Identity-seeking for Hudson’s narrators, however, not only requires coming to terms with decay and loss but also with the very communities in which they find themselves by choice or by accident. In “Adorno,” the narrator finds herself in a bus with vegans and animal rights activists. She had joined We R Animals because she wanted “a purpose, something nonviolent, a set of rules to follow,” and she had told the vegans that she only ate fruit. “That’s why they decided to love me, to take me in,” she reflects. Fruit is indeed all she eats, despite the pangs of hunger that she feels. The narrator had craved this purpose, even if it meant being hungry and riding around in a van smelling of menstrual blood, which would be smeared across anyone wearing fur. She was trying to come to terms with how and why as a lesbian she had nevertheless slept with her sister’s husband. The van stops a petrol station where the narrator goes inside to use the restroom. But “[b]efore [she] know[s] what [she’s] doing, [she’s] peeling back the casing on summer sausage.” After a diet of only fruit, she is famished and eats the sausages too quickly but not without concluding, “I don’t care who’s looking.” She is not the “fruitarian” she said she was. The story ends with the narrator realizing that she’s simply not that person, and she “doesn’t even care.” It is that type of self-realization that permeates Hudson’s writing.

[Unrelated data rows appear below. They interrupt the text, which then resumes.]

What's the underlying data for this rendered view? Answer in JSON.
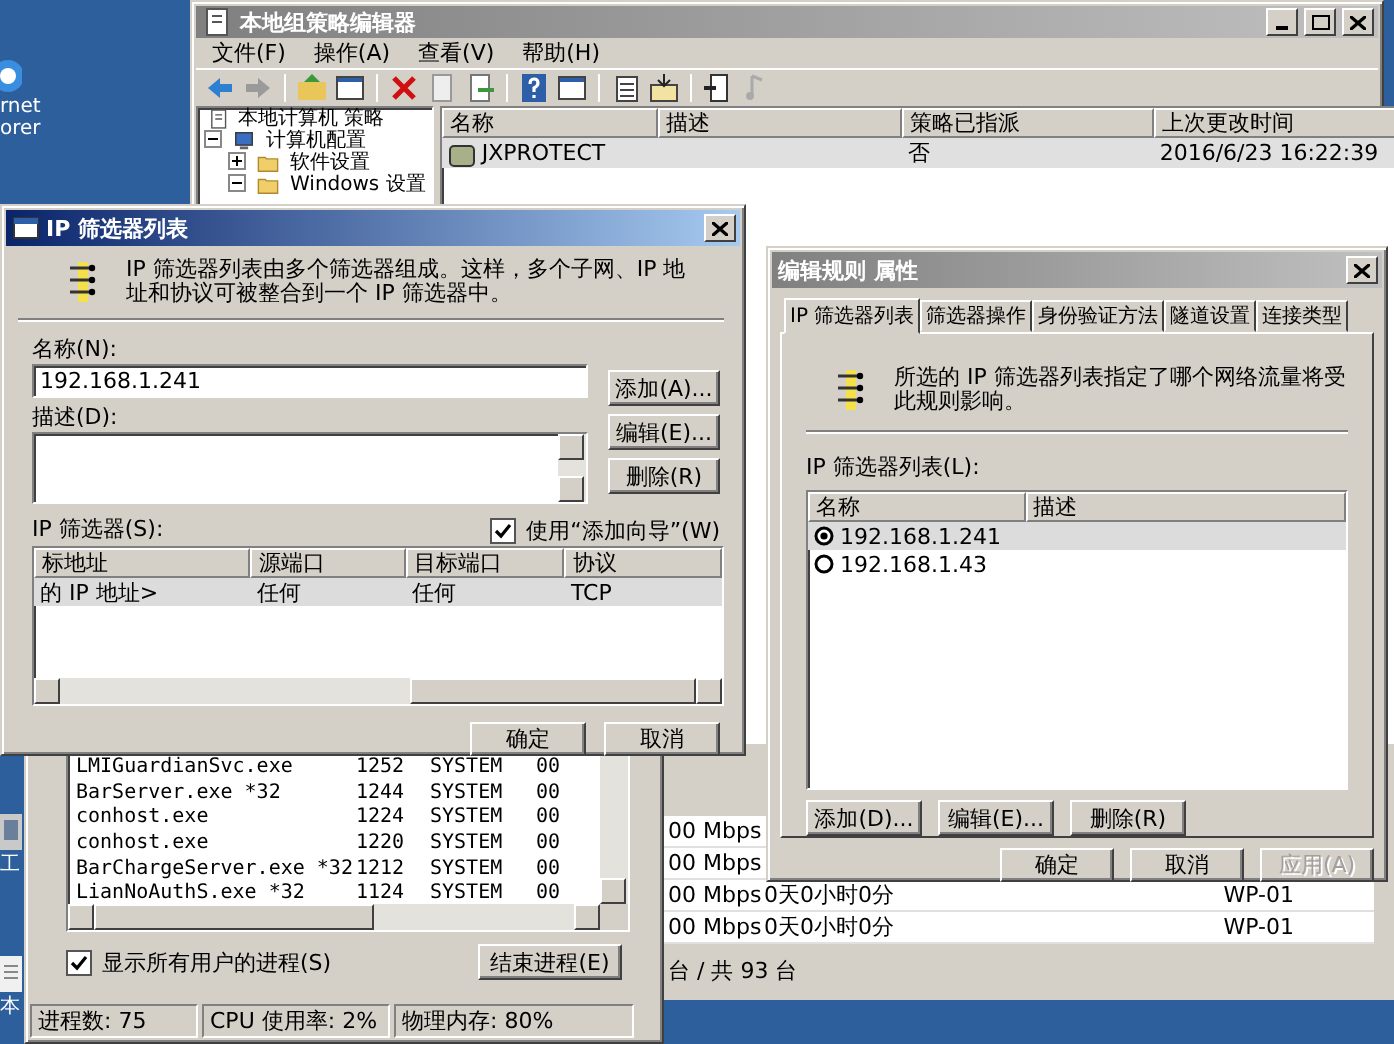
{
  "desktop_icons": [
    {
      "label": "rnet orer"
    },
    {
      "label": "工"
    },
    {
      "label": "本"
    }
  ],
  "policy_editor": {
    "title": "本地组策略编辑器",
    "menu": [
      "文件(F)",
      "操作(A)",
      "查看(V)",
      "帮助(H)"
    ],
    "tree": {
      "root": "本地计算机 策略",
      "items": [
        {
          "label": "计算机配置",
          "expanded": true,
          "children": [
            {
              "label": "软件设置",
              "expanded": false
            },
            {
              "label": "Windows 设置",
              "expanded": true
            }
          ]
        }
      ]
    },
    "columns": [
      "名称",
      "描述",
      "策略已指派",
      "上次更改时间"
    ],
    "rows": [
      {
        "cells": [
          "JXPROTECT",
          "",
          "否",
          "2016/6/23 16:22:39"
        ],
        "selected": true
      }
    ]
  },
  "background_list": {
    "rows": [
      {
        "column_1": "00 Mbps",
        "column_2": "",
        "column_3": ""
      },
      {
        "column_1": "00 Mbps",
        "column_2": "",
        "column_3": ""
      },
      {
        "column_1": "00 Mbps",
        "column_2": "0天0小时0分",
        "column_3": "WP-01"
      },
      {
        "column_1": "00 Mbps",
        "column_2": "0天0小时0分",
        "column_3": "WP-01"
      }
    ],
    "footer": "台 / 共 93 台"
  },
  "task_manager": {
    "processes": [
      {
        "name": "LMIGuardianSvc.exe",
        "pid": "1252",
        "user": "SYSTEM",
        "cpu": "00"
      },
      {
        "name": "BarServer.exe *32",
        "pid": "1244",
        "user": "SYSTEM",
        "cpu": "00"
      },
      {
        "name": "conhost.exe",
        "pid": "1224",
        "user": "SYSTEM",
        "cpu": "00"
      },
      {
        "name": "conhost.exe",
        "pid": "1220",
        "user": "SYSTEM",
        "cpu": "00"
      },
      {
        "name": "BarChargeServer.exe *32",
        "pid": "1212",
        "user": "SYSTEM",
        "cpu": "00"
      },
      {
        "name": "LianNoAuthS.exe *32",
        "pid": "1124",
        "user": "SYSTEM",
        "cpu": "00"
      }
    ],
    "show_all_users": {
      "label": "显示所有用户的进程(S)",
      "checked": true
    },
    "end_process_button": "结束进程(E)",
    "status_bar": [
      "进程数: 75",
      "CPU 使用率: 2%",
      "物理内存: 80%"
    ]
  },
  "ip_filter_list_dialog": {
    "title": "IP 筛选器列表",
    "description": "IP 筛选器列表由多个筛选器组成。这样，多个子网、IP 地址和协议可被整合到一个 IP 筛选器中。",
    "name_label": "名称(N):",
    "name_value": "192.168.1.241",
    "description_label": "描述(D):",
    "side_buttons": [
      "添加(A)...",
      "编辑(E)...",
      "删除(R)"
    ],
    "filters_label": "IP 筛选器(S):",
    "use_wizard": {
      "label": "使用“添加向导”(W)",
      "checked": true
    },
    "columns": [
      "标地址",
      "源端口",
      "目标端口",
      "协议"
    ],
    "rows": [
      {
        "cells": [
          "的 IP 地址>",
          "任何",
          "任何",
          "TCP"
        ],
        "selected": true
      }
    ],
    "buttons": [
      "确定",
      "取消"
    ]
  },
  "rule_properties_dialog": {
    "title": "编辑规则 属性",
    "tabs": [
      {
        "label": "IP 筛选器列表",
        "selected": true
      },
      {
        "label": "筛选器操作",
        "selected": false
      },
      {
        "label": "身份验证方法",
        "selected": false
      },
      {
        "label": "隧道设置",
        "selected": false
      },
      {
        "label": "连接类型",
        "selected": false
      }
    ],
    "description": "所选的 IP 筛选器列表指定了哪个网络流量将受此规则影响。",
    "list_label": "IP 筛选器列表(L):",
    "columns": [
      "名称",
      "描述"
    ],
    "items": [
      {
        "label": "192.168.1.241",
        "selected": true
      },
      {
        "label": "192.168.1.43",
        "selected": false
      }
    ],
    "list_buttons": [
      "添加(D)...",
      "编辑(E)...",
      "删除(R)"
    ],
    "buttons": [
      {
        "label": "确定",
        "disabled": false
      },
      {
        "label": "取消",
        "disabled": false
      },
      {
        "label": "应用(A)",
        "disabled": true
      }
    ]
  }
}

Hudson’s stories span the Deep South, the Pacific Northwest, and Amsterdam. Although it is not often that these landscapes and their cultural and regional identities appear side-by-side, Hudson expertly uses them to map out the kind of soul-searching and identity-seeking that can happen anywhere. In “Cultural Relativism,” the narrator returns to Alabama from Amsterdam because she “misses her dead brother.” But in Alabama, the narrator then mourns the fading, now long-distance relationship with her partner back in Amsterdam. She teaches courses in Southern literature. A student, RJ, tells her about how his friend, Tyler, killed his own mother. In her courses, the narrator prepares to “talk about trauma in the South, how it runs so deep, how it’s in the soil.” In this powerful story, Hudson reminds the reader that there are certain things that shape a person that can’t be outrun.
In Pretend We Live Here, the world is never as the narrators understand it. For example, there is no world where a bag of turnips can be exchanged for a healthy tooth, and yet, in “God Hospital,” Rae is searching for that very world—where a cure can be bartered for. That’s what connects these disparate landscapes and narrators—they’re searching for something that they may never find. But at least they’re searching. That might be the best lesson that Hudson can teach us. Keep pretending, keep searching until it makes sense.
Ashlee Paxton-Turner is a native of Williamsburg, Virginia, and graduate of the University of Pennsylvania, where she was an English major with a creative writing concentration. A former Teach For America corps member in rural North Carolina, Ashlee is now a lawyer and graduate of Duke University School of Law.